External query datasets

A SQL dataset can also be defined by a custom query. The results of the query become the rows of the dataset. This allows you to create a virtual dataset, without having to materialize the rows (for example, if the query joins several tables).

A SQL query database is read-only. You cannot write to a SQL query.

Note

Data Science Studio does not automatically test SQL queries, as they can be very expensive. You need to manually click the Test query button

Managed SQL datasets

Managed datasets can be created on SQL databases. Only “table” datasets can be managed (it makes no sense to write on a SQL query dataset).

You can create a managed SQL dataset:

  • by clicking on the Managed dataset button in the New Dataset page

  • by creating a new managed dataset as output of a recipe

When you create a managed SQL dataset, you start by selecting the connection in which it gets written. A table name is automatically selected based on the name of the SQL dataset. You can change it. A managed SQL dataset can target either an existing table or a non-existing one.

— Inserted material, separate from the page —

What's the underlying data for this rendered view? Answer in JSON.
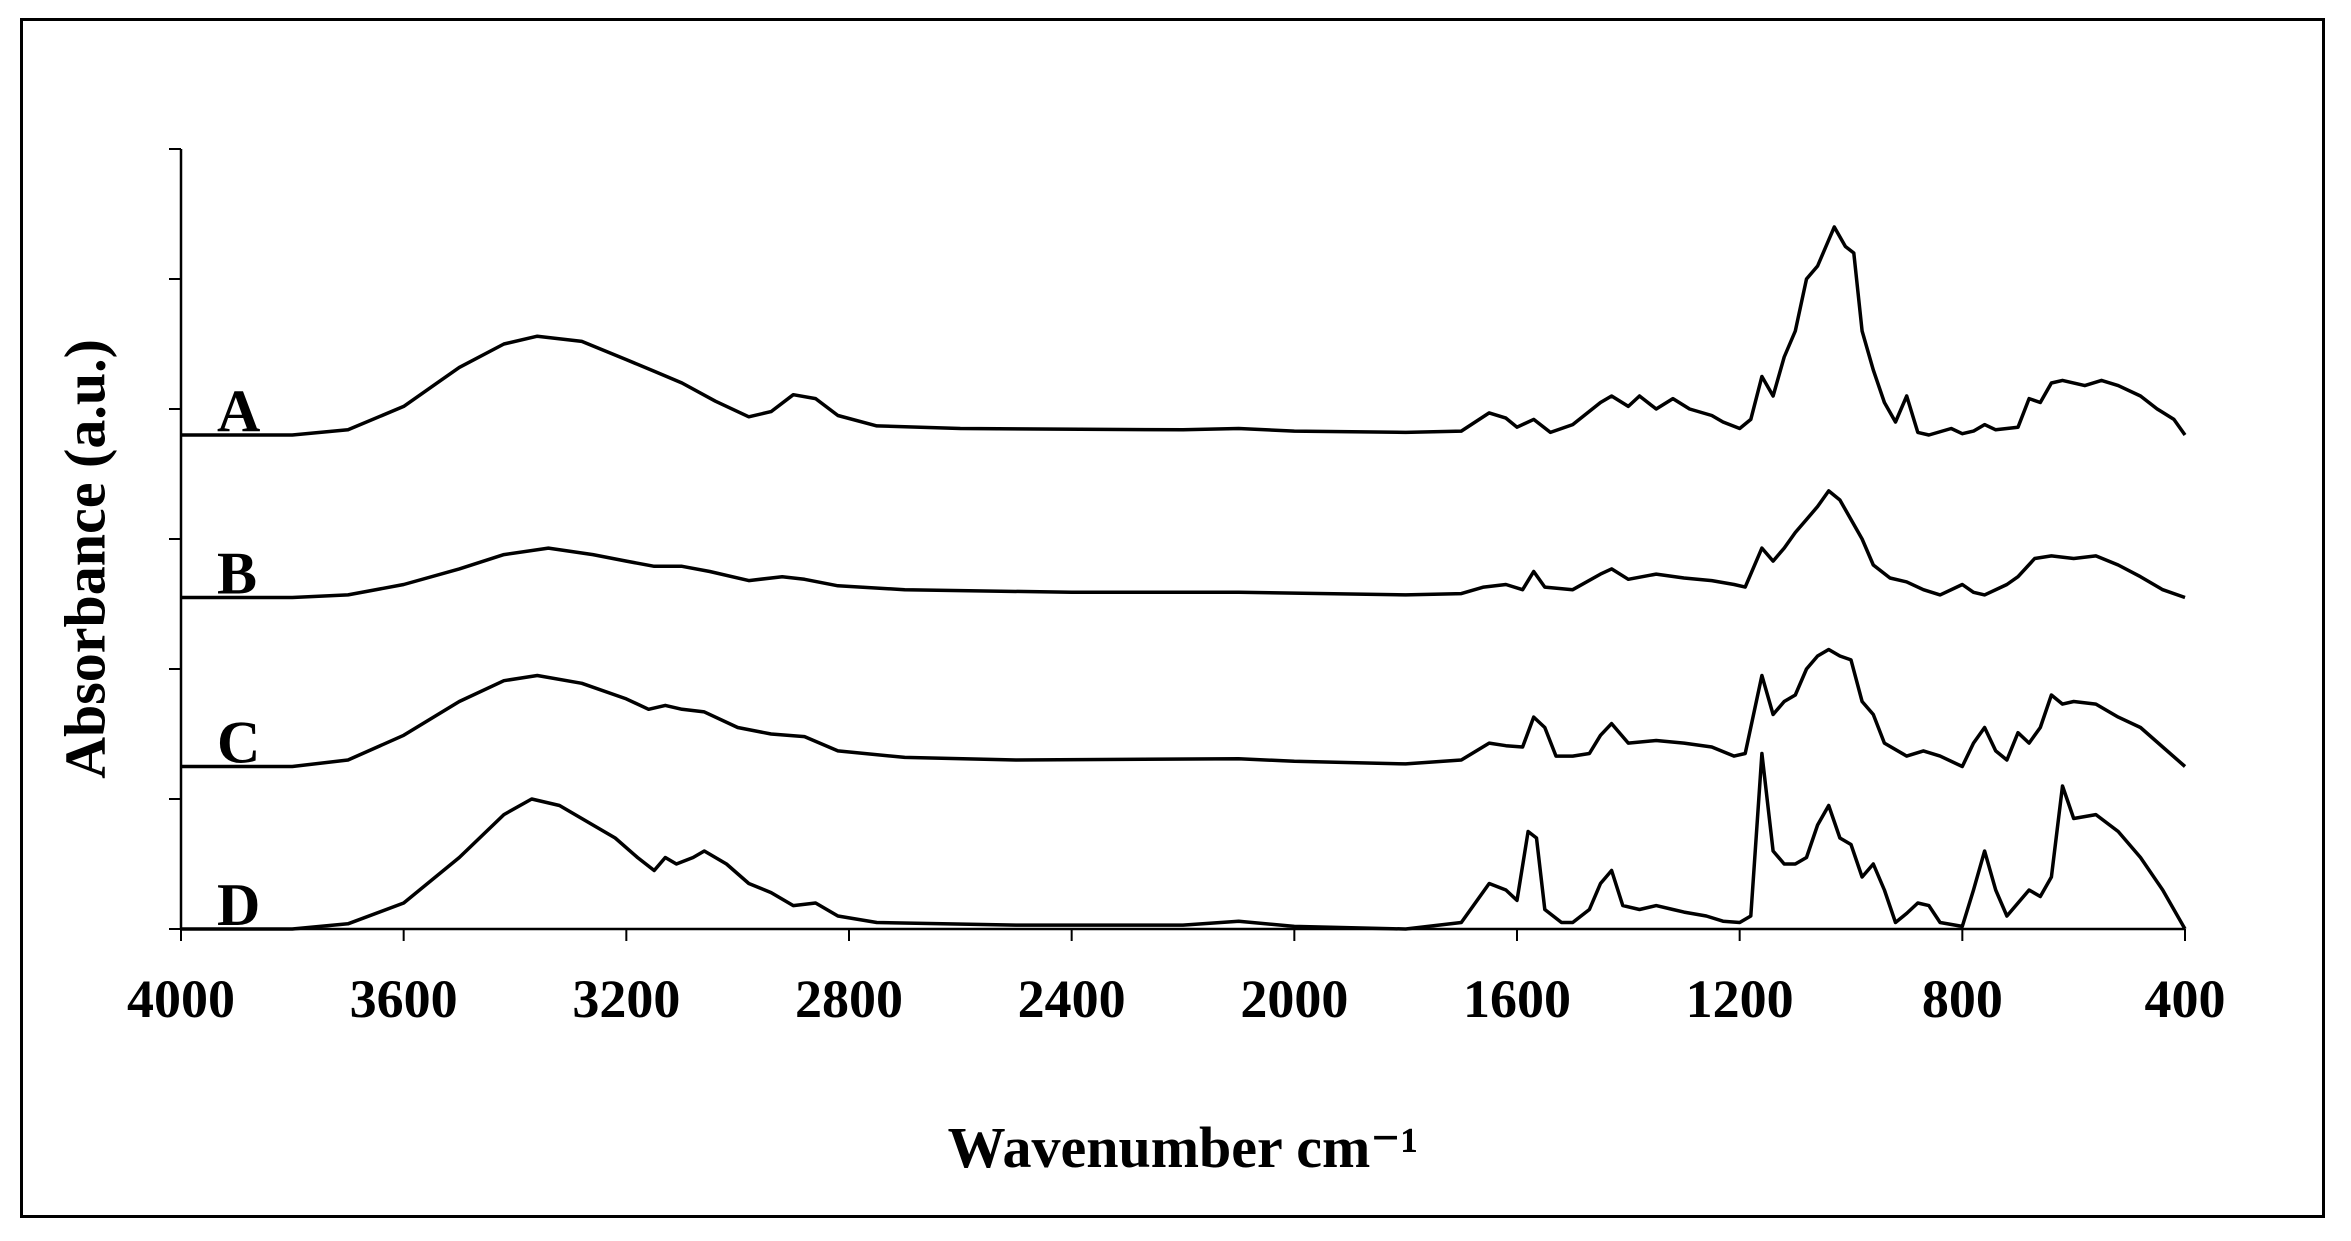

When you click the Test button, Dataiku DSS checks if the table exists in the database:

  • If the table does not exist, then you have the ability to create it. You can choose not to create the table, and any recipe that requires it would automatically create the table.

  • If the table exists, DSS automatically checks its schema. DSS warns you if the schema of the table and the dataset do not match, and suggests these fixes:
    • Drop the table (so it will be recreated with the dataset schema)

    • Override the dataset schema with the current schema of the table.

It is good practice to ensure that the settings of the managed datasets are relocatable. See Making relocatable managed datasets for more details.